Ainsi pour préserver sa réputation, source de
revenus importants, les grands auditeurs seraient incités à
produire des rapport d'audit de qualité d'un niveau supérieur
à ceux des petites structures.
On distingue généralement les cabinets faisant
parti d'un réseau mondial (les Big-Four) des petits cabinets
n'appartenant pas à de tel réseau (les non Big-four).
En fait, l'hypothèse de la réputation s'inspire
de la théorie du signal. En effet, lorsque plusieurs détenteurs
d'information privée sont en concurrence, la partie la mieux
informée doit envoyer un message crédible à la partie
sous-informée afin de la convaincre de la qualité de sa
prestation (Le Duff et al., 1999) 4.
Les firmes du Big-four sont donc plus crédibles que les
cabinets non Big-four. Selon Lennox (1999) on constate que les marchés
financiers sanctionnent les entreprises qui remplacent un auditeur Big-four par
un non Big-four.
Pour McCracken (2003), les grandes firmes d'audit
dépensent des sommes d'argent considérables à court terme
pour défendre leur réputation. Elle observe qu'en cas de litige
même les entités disposant de moyens financiers importants, leur
permettant, en principe, de se défendre convenablement dans un
procès, préfèrent raccourcir les délais des litiges
et trouver une fin rapide au conflit par la négociation.

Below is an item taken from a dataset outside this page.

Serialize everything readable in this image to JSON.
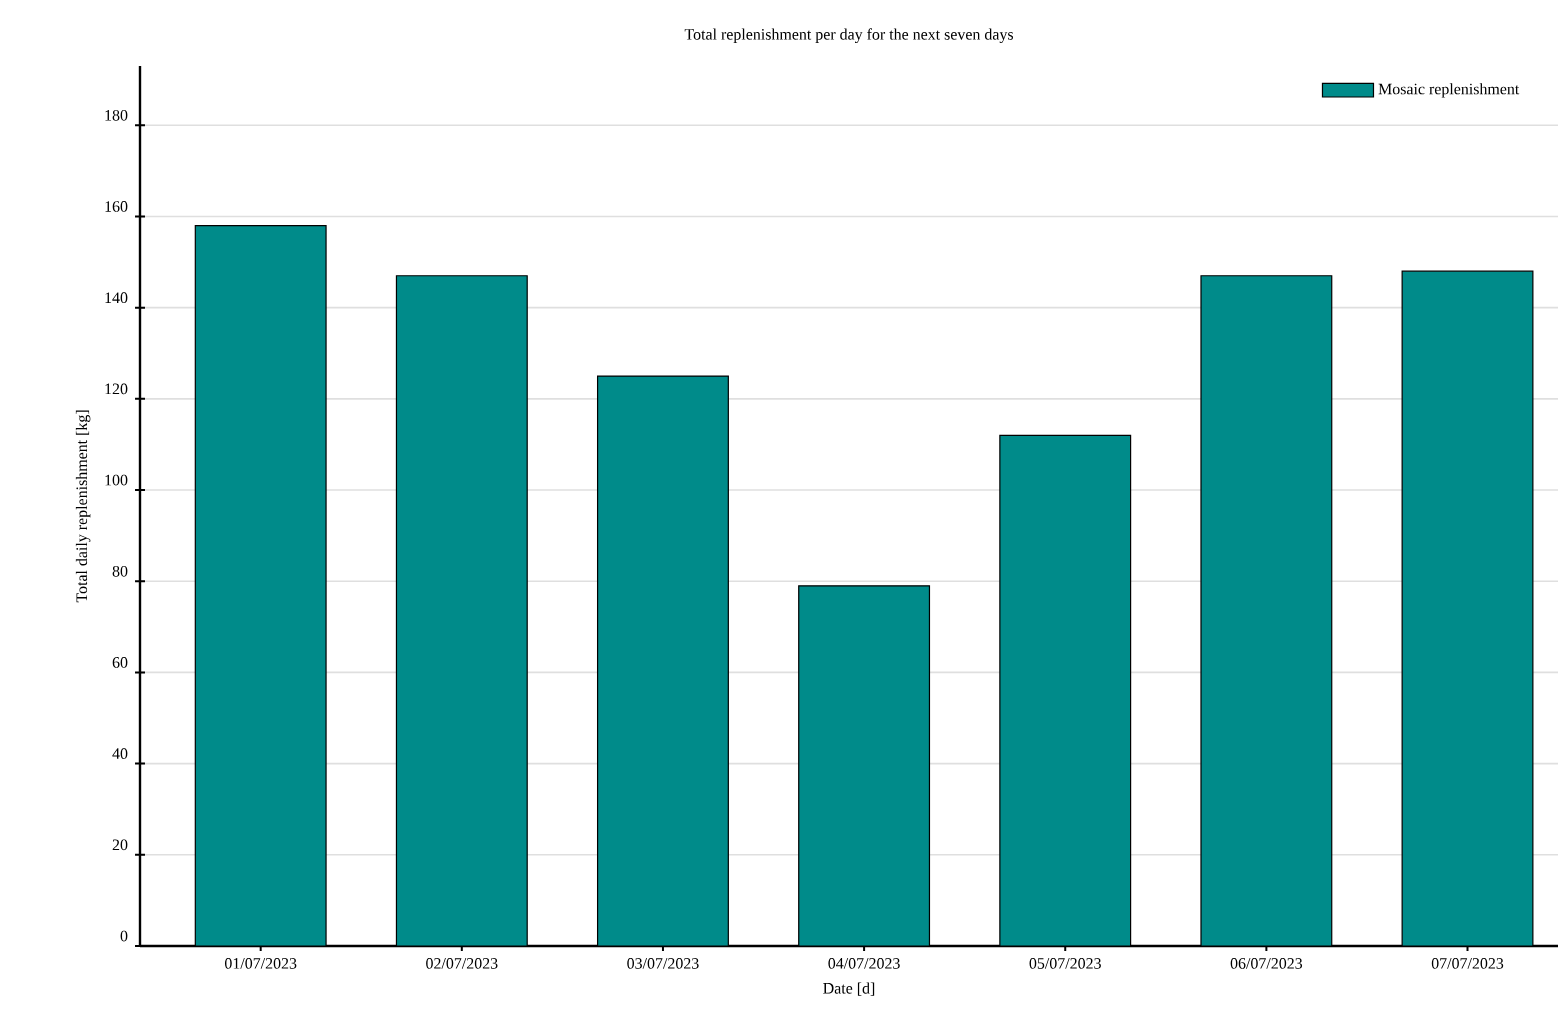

D'après Chaney and Philipich (2002), à long
terme, la perte de réputation, entraîne une diminution des
capacités de la firme d'audit à conquérir de nouvelle
clientèle et à conserver sa clientèle actuelle.
Skinner and Srinivasan (2009) ont étudié la
chute du cabinet d'audit ChuoAoyama au Japon. Cette société
d'audit est affiliée au groupe PricewaterhouseCoopers (PwC). Les Big-N
sont présents au Japon (Cf. Table 3.1) 5. En mai 2006,
l'agence de contrôle japon-naise, Financial Services Agency (FSA) a
suspendu le cabinet d'audit ChuoAoyama de toutes ces opérations sur le
marché pendant deux mois. Cette décision inédite faisait
suite à l'implication de l'auditeur dans une gigantesque fraude
comptable impliquant la société Kanebo Ltd., une grosse
société dans les cosmétiques.
Selon les auteurs, durant cet événement, la
société PwC n'a cessé de prendre des mesures pour
défendre sa réputation non pas seulement au Japon mais aussi au
niveau mondial. Allant de l'envoi de spécialiste américain et
britannique au Japon au début de la crise à son retrait pur et
simple du Japon en 2006.
Plus généralement, on constate que les grandes
firmes sont très sensibles à la réputation de leur
auditeur. Ainsi, dès que les premières rumeurs de fraude,
ChuoAoyama, a perdu sa clientèle. Les Tableaux 3.2 et 3.3 nous montrent
l'impact des rumeurs de fraude sur la clientèle de ChuoAoyama;
dès 2006 la quasi totalité de la clientèle l'a
quitté pour rejoindre un concurrent 6. En outre, les auteurs
montrent que la probabilité de changer d'auditeur est plus importante
dans les grandes firmes ayant un fort market-to-book ratios; en effet, ce type
d'entreprise, qui est davantage concernée par les coûts d'agence,
est plus demandeuse d'audit de grande qualité (Cf Table 3.3), elles
veulent envoyer des signaux forts aux investisseurs sur les marchés.
4. EGM, p. 1146.
5. Réalisé à partir des informations de
Skinner et ali.
6. Issues avec la table 3.3 de Skinner et ali.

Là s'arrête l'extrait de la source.